The design and evaluation of a novel decahydroisoquinolin scaffold as an inhibitor for severe acute respiratory syndrome (SARS) chymotrypsin-like protease (3CL(pro)) are described. Focusing on hydrophobic interactions at the S2 site, the decahydroisoquinolin scaffold was designed by connecting the P2 site cyclohexyl group of the substrate-based inhibitor to the main-chain at the α-nitrogen atom of the P2 position via a methylene linker. Starting from a cyclohexene enantiomer obtained by salt resolution, trans-decahydroisoquinolin derivatives were synthesized. All decahydroisoquinolin inhibitors synthesized showed moderate but clear inhibitory activities for SARS 3CL(pro), which confirmed the fused ring structure of the decahydroisoquinolin functions as a novel scaffold for SARS 3CL(pro) inhibitor. X-ray crystallographic analyses of the SARS 3CL(pro) in a complex with the decahydroisoquinolin inhibitor revealed the expected interactions at the S1 and S2 sites, as well as additional interactions at the N-substituent of the inhibitor.

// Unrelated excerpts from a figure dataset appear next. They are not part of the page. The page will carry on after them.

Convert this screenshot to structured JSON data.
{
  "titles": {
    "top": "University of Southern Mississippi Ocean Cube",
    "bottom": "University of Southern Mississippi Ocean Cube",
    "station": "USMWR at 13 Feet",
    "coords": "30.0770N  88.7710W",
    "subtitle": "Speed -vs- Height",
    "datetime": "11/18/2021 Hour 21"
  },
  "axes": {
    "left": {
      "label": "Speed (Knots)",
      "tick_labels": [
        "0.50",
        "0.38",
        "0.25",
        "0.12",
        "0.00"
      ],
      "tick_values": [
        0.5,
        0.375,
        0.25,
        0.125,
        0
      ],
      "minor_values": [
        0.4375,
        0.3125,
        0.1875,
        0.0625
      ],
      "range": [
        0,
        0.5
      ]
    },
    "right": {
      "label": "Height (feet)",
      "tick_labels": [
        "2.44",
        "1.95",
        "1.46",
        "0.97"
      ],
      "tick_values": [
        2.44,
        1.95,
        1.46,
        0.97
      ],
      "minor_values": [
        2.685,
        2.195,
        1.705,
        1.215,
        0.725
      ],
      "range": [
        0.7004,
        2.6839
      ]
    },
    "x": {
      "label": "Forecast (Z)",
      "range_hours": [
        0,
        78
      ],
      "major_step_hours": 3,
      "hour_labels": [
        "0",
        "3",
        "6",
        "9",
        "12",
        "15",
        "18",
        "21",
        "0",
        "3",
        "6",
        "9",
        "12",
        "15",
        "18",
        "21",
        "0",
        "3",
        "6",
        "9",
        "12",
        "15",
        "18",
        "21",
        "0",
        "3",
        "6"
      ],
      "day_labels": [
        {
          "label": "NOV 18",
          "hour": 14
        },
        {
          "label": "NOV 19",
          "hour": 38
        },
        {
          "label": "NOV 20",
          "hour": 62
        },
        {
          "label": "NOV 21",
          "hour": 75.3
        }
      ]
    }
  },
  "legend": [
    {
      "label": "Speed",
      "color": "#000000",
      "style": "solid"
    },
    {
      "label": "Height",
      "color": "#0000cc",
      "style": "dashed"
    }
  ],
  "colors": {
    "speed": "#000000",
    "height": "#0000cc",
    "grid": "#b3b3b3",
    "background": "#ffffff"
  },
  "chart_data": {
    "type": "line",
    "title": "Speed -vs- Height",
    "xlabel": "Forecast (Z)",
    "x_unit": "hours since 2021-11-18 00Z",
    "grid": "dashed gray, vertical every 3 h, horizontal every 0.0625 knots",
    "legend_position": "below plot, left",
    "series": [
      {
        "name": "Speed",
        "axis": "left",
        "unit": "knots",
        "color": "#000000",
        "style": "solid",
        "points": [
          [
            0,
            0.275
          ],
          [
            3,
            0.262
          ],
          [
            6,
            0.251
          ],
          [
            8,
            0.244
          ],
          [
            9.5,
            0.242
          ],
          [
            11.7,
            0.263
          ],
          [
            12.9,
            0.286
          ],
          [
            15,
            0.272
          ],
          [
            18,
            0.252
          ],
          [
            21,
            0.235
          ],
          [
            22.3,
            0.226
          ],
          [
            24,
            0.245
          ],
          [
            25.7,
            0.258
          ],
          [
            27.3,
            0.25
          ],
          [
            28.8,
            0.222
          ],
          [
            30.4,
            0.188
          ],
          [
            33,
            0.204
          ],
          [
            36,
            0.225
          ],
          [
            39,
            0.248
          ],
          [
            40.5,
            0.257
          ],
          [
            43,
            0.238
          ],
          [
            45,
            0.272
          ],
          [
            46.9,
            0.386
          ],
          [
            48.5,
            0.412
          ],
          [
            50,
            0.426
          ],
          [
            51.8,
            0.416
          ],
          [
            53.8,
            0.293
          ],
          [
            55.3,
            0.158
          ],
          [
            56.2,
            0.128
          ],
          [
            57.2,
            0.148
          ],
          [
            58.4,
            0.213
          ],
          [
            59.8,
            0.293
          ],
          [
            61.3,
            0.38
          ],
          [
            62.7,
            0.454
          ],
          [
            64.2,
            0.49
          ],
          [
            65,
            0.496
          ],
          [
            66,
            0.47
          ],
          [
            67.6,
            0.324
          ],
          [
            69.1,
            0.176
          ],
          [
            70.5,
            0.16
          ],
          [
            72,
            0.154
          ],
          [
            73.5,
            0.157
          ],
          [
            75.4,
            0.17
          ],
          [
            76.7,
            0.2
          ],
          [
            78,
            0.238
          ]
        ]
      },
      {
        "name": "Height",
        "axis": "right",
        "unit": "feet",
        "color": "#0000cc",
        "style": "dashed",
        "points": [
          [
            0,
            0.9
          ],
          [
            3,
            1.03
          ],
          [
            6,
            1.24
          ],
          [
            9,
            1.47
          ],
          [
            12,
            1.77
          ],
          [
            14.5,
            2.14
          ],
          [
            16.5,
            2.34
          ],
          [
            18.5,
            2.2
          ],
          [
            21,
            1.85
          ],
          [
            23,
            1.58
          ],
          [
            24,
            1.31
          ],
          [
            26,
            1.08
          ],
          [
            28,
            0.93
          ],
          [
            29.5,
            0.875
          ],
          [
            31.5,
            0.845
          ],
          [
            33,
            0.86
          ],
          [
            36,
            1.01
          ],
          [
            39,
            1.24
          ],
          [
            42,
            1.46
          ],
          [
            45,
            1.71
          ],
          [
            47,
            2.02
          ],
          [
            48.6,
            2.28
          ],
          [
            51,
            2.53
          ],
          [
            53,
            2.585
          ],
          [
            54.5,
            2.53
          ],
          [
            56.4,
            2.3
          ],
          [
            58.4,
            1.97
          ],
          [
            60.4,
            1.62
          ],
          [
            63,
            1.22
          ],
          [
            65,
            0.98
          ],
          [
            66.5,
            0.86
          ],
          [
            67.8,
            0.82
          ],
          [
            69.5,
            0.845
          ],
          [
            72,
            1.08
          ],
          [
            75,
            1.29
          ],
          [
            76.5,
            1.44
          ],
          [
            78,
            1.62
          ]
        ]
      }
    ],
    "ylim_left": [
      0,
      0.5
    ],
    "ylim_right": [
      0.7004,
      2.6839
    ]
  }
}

本文描述了一种新型十氢异喹啉支架作为严重急性呼吸综合征(SARS)类胰凝乳蛋白酶样蛋白酶(3CL(pro))抑制剂的设计与评估。通过关注S2位点的疏水相互作用,十氢异喹啉支架的设计是将基于底物的抑制剂的P2位点环己基通过亚甲基连接基连接到P2位置α-氮原子处的主链上。从通过盐析拆分得到的环己烯对映体出发,合成了反式十氢异喹啉衍生物。所有合成的十氢异喹啉抑制剂对SARS 3CL(pro)均表现出中等但明确的抑制活性,这证实了十氢异喹啉的稠环结构可作为SARS 3CL(pro)抑制剂的新型支架。SARS 3CL(pro)与十氢异喹啉抑制剂复合物的X射线晶体学分析揭示了在S1和S2位点的预期相互作用,以及抑制剂N-取代基处的额外相互作用。